With the main industry becoming somewhat stagnant, I’ve found myself drawn more to the independent game developers community lately. I’ve stumbled onto some real gems, but unfortunately, a lot of them don’t get the attention they deserve.
This new segment, which I intend to make semi-regular, will highlight an indie game I’ve discovered or have been playing. They won’t be reviews, per se, but simply try to promote some of those lesser known games you should get in on.
The first Indie Pick is Plith, the debut release from Ya2, an indie developer based in Rome. In Plith, players construct chains of cogs, with the aim of transferring the energy from a spinning starter cog to a stationary target one. Sounds simple, and during the tutorial levels it is. But it’s not long before other cog sizes, obstacles and play spaces ramp up the challenge.
Cogs must be placed on pegs, and the arrangement of these on the board usually indicates the path players must take to build their cog chains. A path of pegs may look quite simple, but the relationship between the different cog sizes means the ones you are given in a level may not mesh in the way you expect. The challenge comes from determining how to use the given cog types in the space provided.
Cogs come in three sizes, and the relationships between them vary. Large cogs will mesh together only either directly above, below, left or right of each other, medium cogs will mesh together diagonally, and small cogs are useful for bridging gaps between the others. The elements are simple to understand while you play, yet the complicated ways they work together are difficult to explain in writing. That’s often a sign of a great central mechanic: straight forward enough for players to pick up quickly, but deep enough to allow for many puzzle possibilities. That’s good news, considering the game boasts over 100 levels.
The puzzling gameplay is wrapped up in a story about the end of the world. It’s 2012, the year pop culture and the realm of historic myth tell us Earth is due for a cataclysm, and Plith presents it as the gears driving the universe being damaged. To restore the rotation of the Earth, players must…connect cogs.

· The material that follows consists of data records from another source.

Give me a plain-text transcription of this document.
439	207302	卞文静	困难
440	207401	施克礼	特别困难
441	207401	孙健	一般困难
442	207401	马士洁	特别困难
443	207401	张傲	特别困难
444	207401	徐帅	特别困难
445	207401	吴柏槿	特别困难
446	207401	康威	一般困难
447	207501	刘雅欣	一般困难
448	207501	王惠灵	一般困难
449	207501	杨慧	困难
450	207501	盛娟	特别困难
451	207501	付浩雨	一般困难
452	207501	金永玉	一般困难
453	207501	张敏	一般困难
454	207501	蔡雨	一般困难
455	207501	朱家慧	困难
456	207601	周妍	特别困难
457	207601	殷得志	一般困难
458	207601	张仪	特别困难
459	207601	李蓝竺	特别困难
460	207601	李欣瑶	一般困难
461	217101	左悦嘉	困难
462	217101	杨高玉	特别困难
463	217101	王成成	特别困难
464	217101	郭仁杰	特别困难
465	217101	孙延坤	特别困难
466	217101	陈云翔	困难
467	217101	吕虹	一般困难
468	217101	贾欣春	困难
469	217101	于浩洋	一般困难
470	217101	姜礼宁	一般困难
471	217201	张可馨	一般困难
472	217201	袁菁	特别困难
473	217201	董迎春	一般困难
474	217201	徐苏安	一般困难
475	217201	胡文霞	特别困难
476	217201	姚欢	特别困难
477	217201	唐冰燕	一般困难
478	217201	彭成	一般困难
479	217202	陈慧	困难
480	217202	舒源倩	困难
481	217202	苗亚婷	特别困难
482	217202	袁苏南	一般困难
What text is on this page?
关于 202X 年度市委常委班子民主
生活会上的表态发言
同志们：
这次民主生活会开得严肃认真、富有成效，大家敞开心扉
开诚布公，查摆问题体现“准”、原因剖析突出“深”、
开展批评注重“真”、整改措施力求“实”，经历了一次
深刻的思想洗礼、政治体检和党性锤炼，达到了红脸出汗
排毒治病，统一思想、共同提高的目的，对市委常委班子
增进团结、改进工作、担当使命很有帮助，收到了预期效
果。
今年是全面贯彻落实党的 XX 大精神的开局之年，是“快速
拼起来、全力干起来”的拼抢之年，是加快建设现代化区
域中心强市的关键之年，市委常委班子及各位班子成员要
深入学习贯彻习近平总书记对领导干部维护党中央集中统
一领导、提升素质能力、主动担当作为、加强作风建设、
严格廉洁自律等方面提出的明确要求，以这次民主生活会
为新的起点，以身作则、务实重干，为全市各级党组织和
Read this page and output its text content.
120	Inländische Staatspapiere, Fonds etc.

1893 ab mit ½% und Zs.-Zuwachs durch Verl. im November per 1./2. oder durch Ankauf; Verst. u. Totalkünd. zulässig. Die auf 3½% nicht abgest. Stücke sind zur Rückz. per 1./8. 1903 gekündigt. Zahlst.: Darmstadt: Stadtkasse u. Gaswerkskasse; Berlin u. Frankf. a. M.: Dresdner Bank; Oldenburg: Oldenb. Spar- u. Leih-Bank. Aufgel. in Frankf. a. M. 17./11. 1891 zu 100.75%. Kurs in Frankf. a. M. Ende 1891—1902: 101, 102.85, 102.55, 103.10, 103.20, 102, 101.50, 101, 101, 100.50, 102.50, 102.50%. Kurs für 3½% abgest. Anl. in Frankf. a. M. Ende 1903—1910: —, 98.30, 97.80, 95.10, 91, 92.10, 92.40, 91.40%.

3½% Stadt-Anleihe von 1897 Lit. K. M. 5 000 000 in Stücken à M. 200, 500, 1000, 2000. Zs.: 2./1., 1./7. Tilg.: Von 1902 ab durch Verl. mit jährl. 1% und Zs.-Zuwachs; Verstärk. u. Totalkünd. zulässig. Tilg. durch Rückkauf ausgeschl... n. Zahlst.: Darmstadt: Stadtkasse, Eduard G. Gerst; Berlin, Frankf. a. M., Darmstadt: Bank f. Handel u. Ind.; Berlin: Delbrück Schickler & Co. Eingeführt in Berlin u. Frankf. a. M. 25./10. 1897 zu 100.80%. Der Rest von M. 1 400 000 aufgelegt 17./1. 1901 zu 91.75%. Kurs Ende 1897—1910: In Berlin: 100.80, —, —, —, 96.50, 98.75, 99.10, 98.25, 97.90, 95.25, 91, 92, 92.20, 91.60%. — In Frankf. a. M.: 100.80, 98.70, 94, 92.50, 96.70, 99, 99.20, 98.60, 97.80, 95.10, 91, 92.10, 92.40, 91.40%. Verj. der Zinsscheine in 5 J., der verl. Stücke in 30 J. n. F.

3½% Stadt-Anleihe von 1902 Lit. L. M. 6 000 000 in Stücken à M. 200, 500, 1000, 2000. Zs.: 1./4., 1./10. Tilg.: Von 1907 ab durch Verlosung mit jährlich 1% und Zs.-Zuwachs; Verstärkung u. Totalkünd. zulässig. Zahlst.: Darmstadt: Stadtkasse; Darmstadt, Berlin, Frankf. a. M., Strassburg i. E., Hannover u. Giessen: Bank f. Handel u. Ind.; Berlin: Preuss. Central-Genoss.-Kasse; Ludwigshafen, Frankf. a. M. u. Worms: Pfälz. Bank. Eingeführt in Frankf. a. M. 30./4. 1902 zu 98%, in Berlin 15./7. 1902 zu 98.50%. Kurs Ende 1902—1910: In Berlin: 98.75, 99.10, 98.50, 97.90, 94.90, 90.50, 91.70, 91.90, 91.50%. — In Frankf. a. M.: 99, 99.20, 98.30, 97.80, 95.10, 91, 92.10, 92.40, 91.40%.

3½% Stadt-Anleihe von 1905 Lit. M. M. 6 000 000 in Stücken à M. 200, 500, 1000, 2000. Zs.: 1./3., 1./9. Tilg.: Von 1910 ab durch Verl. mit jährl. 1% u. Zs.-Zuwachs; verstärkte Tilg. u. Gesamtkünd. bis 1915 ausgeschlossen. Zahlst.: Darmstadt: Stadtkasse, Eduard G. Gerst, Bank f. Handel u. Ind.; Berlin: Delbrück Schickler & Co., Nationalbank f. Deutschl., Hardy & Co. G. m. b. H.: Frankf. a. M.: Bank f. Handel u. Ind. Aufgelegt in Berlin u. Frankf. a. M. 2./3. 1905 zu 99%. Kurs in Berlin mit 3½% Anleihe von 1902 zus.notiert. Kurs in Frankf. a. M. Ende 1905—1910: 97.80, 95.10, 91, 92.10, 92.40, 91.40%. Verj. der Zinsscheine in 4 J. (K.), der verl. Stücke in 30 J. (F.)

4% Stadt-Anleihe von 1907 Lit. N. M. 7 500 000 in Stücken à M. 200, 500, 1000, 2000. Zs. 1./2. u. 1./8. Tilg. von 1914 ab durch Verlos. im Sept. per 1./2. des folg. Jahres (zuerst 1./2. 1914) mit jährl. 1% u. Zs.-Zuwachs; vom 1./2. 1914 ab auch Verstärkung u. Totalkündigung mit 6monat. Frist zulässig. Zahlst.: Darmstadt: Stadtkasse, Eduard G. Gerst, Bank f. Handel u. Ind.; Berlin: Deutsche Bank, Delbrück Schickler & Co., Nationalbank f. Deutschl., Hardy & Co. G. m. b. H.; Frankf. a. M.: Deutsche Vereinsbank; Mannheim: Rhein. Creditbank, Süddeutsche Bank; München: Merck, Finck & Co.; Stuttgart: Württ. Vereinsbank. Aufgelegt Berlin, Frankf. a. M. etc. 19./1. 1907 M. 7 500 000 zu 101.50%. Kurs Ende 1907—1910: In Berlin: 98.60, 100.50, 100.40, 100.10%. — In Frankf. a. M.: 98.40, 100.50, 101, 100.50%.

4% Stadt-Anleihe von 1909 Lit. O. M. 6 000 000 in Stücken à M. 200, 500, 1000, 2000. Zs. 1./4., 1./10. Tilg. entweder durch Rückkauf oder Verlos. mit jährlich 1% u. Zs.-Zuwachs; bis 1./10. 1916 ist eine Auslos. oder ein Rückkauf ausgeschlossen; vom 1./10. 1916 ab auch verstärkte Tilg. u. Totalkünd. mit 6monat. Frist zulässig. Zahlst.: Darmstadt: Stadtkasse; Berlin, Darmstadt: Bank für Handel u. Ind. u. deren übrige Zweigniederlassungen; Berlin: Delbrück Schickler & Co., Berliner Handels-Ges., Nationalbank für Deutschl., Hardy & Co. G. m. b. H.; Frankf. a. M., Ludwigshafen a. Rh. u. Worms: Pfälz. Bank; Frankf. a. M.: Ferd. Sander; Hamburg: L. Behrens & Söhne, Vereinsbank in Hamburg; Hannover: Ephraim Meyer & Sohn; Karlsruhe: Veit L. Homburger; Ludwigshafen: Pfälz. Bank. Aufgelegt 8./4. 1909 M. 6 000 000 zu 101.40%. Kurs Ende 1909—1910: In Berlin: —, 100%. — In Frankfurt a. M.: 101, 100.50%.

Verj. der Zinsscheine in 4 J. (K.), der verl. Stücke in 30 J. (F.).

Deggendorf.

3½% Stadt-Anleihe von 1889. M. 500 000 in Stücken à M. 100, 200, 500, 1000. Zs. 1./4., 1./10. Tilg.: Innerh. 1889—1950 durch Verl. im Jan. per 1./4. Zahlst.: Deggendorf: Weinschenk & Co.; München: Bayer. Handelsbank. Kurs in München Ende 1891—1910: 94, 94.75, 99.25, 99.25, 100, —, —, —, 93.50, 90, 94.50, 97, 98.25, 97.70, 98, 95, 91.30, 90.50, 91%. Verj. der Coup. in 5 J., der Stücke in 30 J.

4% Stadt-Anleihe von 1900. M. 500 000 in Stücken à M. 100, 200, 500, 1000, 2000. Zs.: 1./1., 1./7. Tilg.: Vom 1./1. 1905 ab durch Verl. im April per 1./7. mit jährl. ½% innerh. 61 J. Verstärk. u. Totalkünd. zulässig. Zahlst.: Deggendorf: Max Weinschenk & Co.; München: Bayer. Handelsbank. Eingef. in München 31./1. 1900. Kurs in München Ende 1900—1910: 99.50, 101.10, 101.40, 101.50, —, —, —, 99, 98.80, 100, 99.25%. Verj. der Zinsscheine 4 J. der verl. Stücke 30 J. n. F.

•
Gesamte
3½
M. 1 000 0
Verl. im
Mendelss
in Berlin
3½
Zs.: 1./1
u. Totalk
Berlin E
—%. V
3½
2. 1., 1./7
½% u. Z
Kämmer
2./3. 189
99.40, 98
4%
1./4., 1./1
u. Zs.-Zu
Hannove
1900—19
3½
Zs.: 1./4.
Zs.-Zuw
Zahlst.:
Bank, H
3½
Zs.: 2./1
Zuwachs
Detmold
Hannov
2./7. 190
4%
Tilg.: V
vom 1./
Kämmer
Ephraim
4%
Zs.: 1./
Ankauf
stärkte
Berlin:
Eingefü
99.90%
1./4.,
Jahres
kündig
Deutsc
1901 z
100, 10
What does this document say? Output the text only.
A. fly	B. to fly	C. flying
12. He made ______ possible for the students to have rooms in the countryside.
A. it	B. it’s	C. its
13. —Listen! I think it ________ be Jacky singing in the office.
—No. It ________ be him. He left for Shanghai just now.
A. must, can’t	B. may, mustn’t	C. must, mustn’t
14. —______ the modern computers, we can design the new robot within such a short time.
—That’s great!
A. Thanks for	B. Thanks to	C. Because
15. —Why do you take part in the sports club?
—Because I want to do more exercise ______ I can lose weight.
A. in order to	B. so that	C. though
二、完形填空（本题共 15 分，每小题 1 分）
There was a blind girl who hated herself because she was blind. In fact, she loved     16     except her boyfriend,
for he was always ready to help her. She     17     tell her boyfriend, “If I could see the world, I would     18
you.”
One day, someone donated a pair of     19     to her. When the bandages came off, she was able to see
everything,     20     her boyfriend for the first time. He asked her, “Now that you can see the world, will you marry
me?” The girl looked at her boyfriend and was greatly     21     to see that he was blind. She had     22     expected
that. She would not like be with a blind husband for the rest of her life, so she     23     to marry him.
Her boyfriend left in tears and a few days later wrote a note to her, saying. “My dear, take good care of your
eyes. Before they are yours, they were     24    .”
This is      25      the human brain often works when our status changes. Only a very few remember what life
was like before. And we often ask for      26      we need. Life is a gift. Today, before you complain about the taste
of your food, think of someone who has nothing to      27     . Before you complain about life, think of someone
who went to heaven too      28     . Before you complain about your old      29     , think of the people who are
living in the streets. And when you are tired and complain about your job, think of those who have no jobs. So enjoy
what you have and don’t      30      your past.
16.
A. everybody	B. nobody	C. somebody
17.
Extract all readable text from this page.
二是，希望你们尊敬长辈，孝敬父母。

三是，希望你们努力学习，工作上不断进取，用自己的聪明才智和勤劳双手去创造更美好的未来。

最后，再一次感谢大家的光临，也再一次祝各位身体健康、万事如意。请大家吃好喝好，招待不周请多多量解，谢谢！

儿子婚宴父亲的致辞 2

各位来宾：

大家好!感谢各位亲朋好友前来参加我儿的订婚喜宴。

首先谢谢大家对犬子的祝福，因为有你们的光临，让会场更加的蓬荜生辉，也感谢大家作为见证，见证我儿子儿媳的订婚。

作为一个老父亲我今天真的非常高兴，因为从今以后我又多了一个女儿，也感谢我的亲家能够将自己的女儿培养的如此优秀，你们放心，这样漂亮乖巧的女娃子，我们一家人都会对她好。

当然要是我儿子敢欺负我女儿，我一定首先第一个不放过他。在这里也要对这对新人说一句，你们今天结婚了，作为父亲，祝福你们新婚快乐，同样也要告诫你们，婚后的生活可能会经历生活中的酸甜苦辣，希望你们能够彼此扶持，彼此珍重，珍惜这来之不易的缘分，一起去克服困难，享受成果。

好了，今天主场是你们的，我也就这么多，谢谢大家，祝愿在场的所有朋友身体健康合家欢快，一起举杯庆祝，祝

The presentation is lacking some polish, however. The visuals and audio are serviceable but not mind-blowing, and the interface can be somewhat cumbersome. Thankfully, the central mechanic is strong enough to keep things interesting.
If you’re a fan of puzzle games, Plith is definitely worth the miniscule asking price of $3.99. It’s available now on Desura, Indie City and on Ya2’s own site. If you’re too tight for that, there’s a free demo to try out.